Multimodal Prompt Transformer with Hybrid Contrastive Learning for Emotion Recognition in Conversation

Shihao Zou,Xianying Huang,Xudong Shen
2023-10-04
Abstract:Emotion Recognition in Conversation (ERC) plays an important role in driving the development of human-machine interaction. Emotions can exist in multiple modalities, and multimodal ERC mainly faces two problems: (1) the noise problem in the cross-modal information fusion process, and (2) the prediction problem of less sample emotion labels that are semantically similar but different categories. To address these issues and fully utilize the features of each modality, we adopted the following strategies: first, deep emotion cues extraction was performed on modalities with strong representation ability, and feature filters were designed as multimodal prompt information for modalities with weak representation ability. Then, we designed a Multimodal Prompt Transformer (MPT) to perform cross-modal information fusion. MPT embeds multimodal fusion information into each attention layer of the Transformer, allowing prompt information to participate in encoding textual features and being fused with multi-level textual information to obtain better multimodal fusion features. Finally, we used the Hybrid Contrastive Learning (HCL) strategy to optimize the model's ability to handle labels with few samples. This strategy uses unsupervised contrastive learning to improve the representation ability of multimodal fusion and supervised contrastive learning to mine the information of labels with few samples. Experimental results show that our proposed model outperforms state-of-the-art models in ERC on two benchmark datasets.
Computation and Language,Sound,Audio and Speech Processing
What problem does this paper attempt to address?
The paper attempts to address two main challenges in Emotion Recognition in Conversation (ERC): 1. **Noise in the process of cross-modal information fusion**: When integrating information from different modalities (such as text, audio, and visual), the semantic gap between these modalities can introduce a significant amount of noise if ignored, thereby affecting the final emotion prediction performance. 2. **Prediction of emotion labels with few samples**: In ERC datasets, there are many emotion labels that are semantically similar but have few samples (e.g., fear and disgust, happiness and excitement). The small number of these labels makes it difficult for the model to accurately predict these emotion categories, thus affecting the overall prediction performance.
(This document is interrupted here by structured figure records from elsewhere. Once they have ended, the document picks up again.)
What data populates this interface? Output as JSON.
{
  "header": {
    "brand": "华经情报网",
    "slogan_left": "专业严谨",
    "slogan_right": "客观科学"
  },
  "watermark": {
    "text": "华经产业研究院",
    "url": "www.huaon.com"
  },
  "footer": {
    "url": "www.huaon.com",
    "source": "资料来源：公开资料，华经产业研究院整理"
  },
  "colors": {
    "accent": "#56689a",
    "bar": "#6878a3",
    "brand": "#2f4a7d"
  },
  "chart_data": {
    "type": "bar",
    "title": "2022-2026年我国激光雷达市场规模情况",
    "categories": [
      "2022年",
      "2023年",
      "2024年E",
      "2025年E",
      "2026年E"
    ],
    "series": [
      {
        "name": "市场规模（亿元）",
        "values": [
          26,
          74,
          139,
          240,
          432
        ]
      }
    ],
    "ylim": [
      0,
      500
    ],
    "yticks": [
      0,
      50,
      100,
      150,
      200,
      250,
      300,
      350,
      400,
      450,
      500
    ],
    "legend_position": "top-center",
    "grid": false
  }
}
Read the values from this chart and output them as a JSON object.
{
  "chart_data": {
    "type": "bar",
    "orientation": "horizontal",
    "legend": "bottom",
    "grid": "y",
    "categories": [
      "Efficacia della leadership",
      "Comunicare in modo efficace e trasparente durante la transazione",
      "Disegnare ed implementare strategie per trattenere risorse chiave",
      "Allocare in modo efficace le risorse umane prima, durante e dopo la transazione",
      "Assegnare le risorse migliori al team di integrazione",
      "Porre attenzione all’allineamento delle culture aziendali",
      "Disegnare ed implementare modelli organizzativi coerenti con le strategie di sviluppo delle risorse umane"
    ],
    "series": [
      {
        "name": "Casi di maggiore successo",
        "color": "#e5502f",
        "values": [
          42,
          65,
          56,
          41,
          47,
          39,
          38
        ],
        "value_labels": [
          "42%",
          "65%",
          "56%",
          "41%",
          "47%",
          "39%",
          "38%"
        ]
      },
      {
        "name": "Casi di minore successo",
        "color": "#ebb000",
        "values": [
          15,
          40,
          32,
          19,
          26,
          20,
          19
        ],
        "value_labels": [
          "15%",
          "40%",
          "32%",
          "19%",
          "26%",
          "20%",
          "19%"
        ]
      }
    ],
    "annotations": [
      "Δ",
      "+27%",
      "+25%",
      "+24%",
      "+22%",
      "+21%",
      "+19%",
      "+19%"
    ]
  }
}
To address these issues, the authors propose a new model called Multimodal Prompt Transformer with Hybrid Contrastive Learning (MPT-HCL), which aims to fully utilize the features of each modality, reduce noise generation, and improve the prediction capability for emotion labels with few samples. The specific strategies include: - **Deep emotion cue extraction**: Extract deep emotion cues from modalities with strong representation capabilities and design feature filters as multimodal prompt information for modalities with weak representation capabilities. - **Multimodal Prompt Transformer (MPT)**: Embed multimodal fusion information into each attention layer of the Transformer, allowing prompt information to participate in text feature encoding and fuse with multi-level text information to obtain better multimodal fusion features. - **Hybrid Contrastive Learning (HCL)**: Use unsupervised contrastive learning to enhance the representation capability of multimodal fusion and use supervised contrastive learning to mine information from labels with few samples, optimizing the model's ability to handle labels with few samples. Experimental results show that the proposed model outperforms existing state-of-the-art models on two benchmark datasets (IEMOCAP and MELD).